Guastavino et al. in Operational solar flare forecasting via video-based deep learning, it is shown that video-based deep learning, a combination of a convolutional neural network and a Long-Short Term Memory network, can be used for operational purposes. An algorithm that build up sets of active regions that are balanced according to the flare class rates associated to a specific cycle phase is presented; and this resulting data set is used for training and validating the video-based deep learning model.

Massa and Emslie in Efficient identification of pre-flare features in SDO/AIA images through use of spatial Fourier transforms, feature extraction or data compression of pre-flare SDO/AIA data is presented. This work is motivated by the potential of training Neural Networks using AIA data to identify features that lead to a solar flare, considering the extremely large data volume. Numerical experiments show that, not only do Fourier maps retain more information on the original AIA images compared to straightforward binning of spatial pixels, but also that certain types of changes in source structure (e.g., thinning or thickening of an elongated filamentary structure) are equally recognizable in the spatial frequency domain.

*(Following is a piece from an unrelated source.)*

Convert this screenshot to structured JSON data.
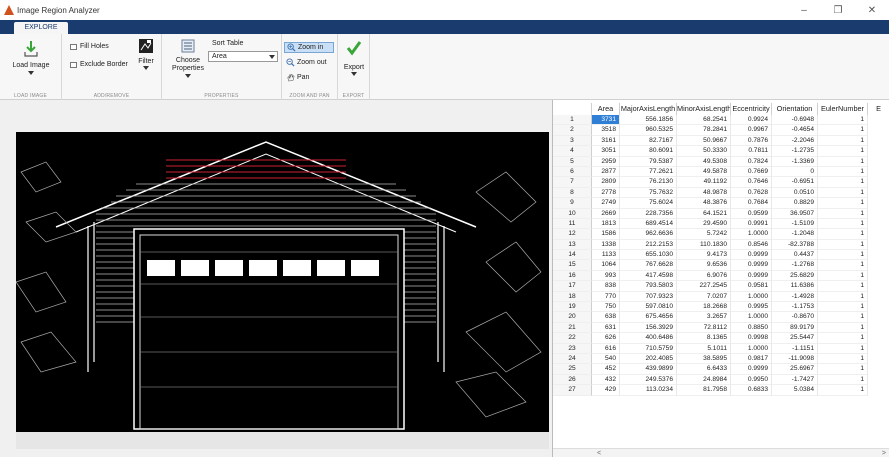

Aktukmak et al. in Incorporating Polar Field Data for Improved Solar Flare Prediction, data associated with the Sun’s north and south polar field strengths are employed to improve solar flare prediction performance using machine learning models. As global information, the polar field data, when combined with local data from active regions on the photospheric magnetic field of the Sun, can help classify individual solar flares. This is manifested by the fact that the Heidke Skill Score improves by 10.1%. A novel probabilistic mixture of experts model is proposed, which can simply and effectively incorporate polar field data and provide on-par prediction performance with state-of-the-art solar flare prediction algorithms such as the Recurrent Neural Network (RNN).